I inherited this application when the previous admin left the company and I am not well versed in it. At the moment, I have an issue where I can't log into Kibana and two out of the 4 nodes are down. Trying to log into Kibana with the proper username and password just fails "we couldn't log you in."

Looking at some logs, I see a message "disk usage exceed flood-stage watermark." With that in mind, I believe I need to delete some data. Ideally, I'd like to delete the oldest set of data but I'm not sure how to find this data set or really if this will solve my problem. When I use CURL to view the indices it shows most are yellow and returns data, some are red and show no data relative to their size. To that end, I see a couple of indices I would like to delete but I'm not sure what the identifier to use to delete it and/or if it will have an impact on my issue.

Can some kind soul point me in the direction of if I can select any index to delete and it will help free up the proper space for Kibana to allow log in and/or what else I can do to help my issue?

elasticforme · April 9, 2024, 12:29am

basically red index is in lost status. may be one or more shard is located in failed node and elastic can't completely see it.

in past I did delete some when I was in tight situation. but it is not safe

I went to /data/elasticsearch/indices/VTtWzKUTTyeS9xC1HPaeZg/0/index

then did listing of files. from files created first
then did
strings _d.cfs for example gives me strings which I knew belongs to which index. took some jugement call and deleted whole dir. got space back and from there kibana worked.

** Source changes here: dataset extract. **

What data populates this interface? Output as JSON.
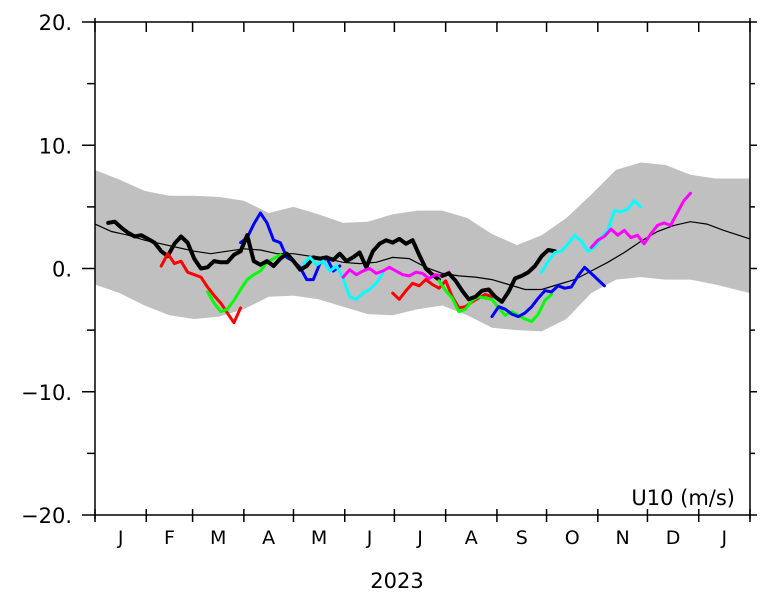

but you have to make sure you stop all ingestion otherwise it will get filled up pretty fast before you do anything.

another route is if you know your approximate index size you can gauge that

]# du -sh indices/* |grep G
18G indices/wkh1xTeNQmOg8bIF4SK66Q ( now i know I only have 10+ gig index only one, and if you confident that you don't need that. delete whole dir.

NOTe: this might delete some dir which can cause your cluster to completely wipe out. do it on your own risk. you have to be pretty good on Linux to do this.

pbassking · April 9, 2024, 6:10pm

Thank you for your reply. I did a CURL delete on an old index and received an acknowledgment of true; the index in question was 50GB but I'm not seeing that space reclaimed. Neither df nor CURL on the shards shows any change to available space.

From what I read, deleting documents would require a merge to take place to reclaim space but deletion of an index should automatically reclaim but I'm not seeing that. Is there anything I need to do to force this?

Thank you.

pbassking · April 9, 2024, 6:49pm

I believe I found why the space didn't reclaim; I probably deleted an index from a different shard. I found one on the shard I wanted and I see the space reclaimed and I can log into Kibana again.

I'm still down two nodes (which seem to be because their root partitions filled up). I am working to try and clean up their partitions and see if the nodes come back online.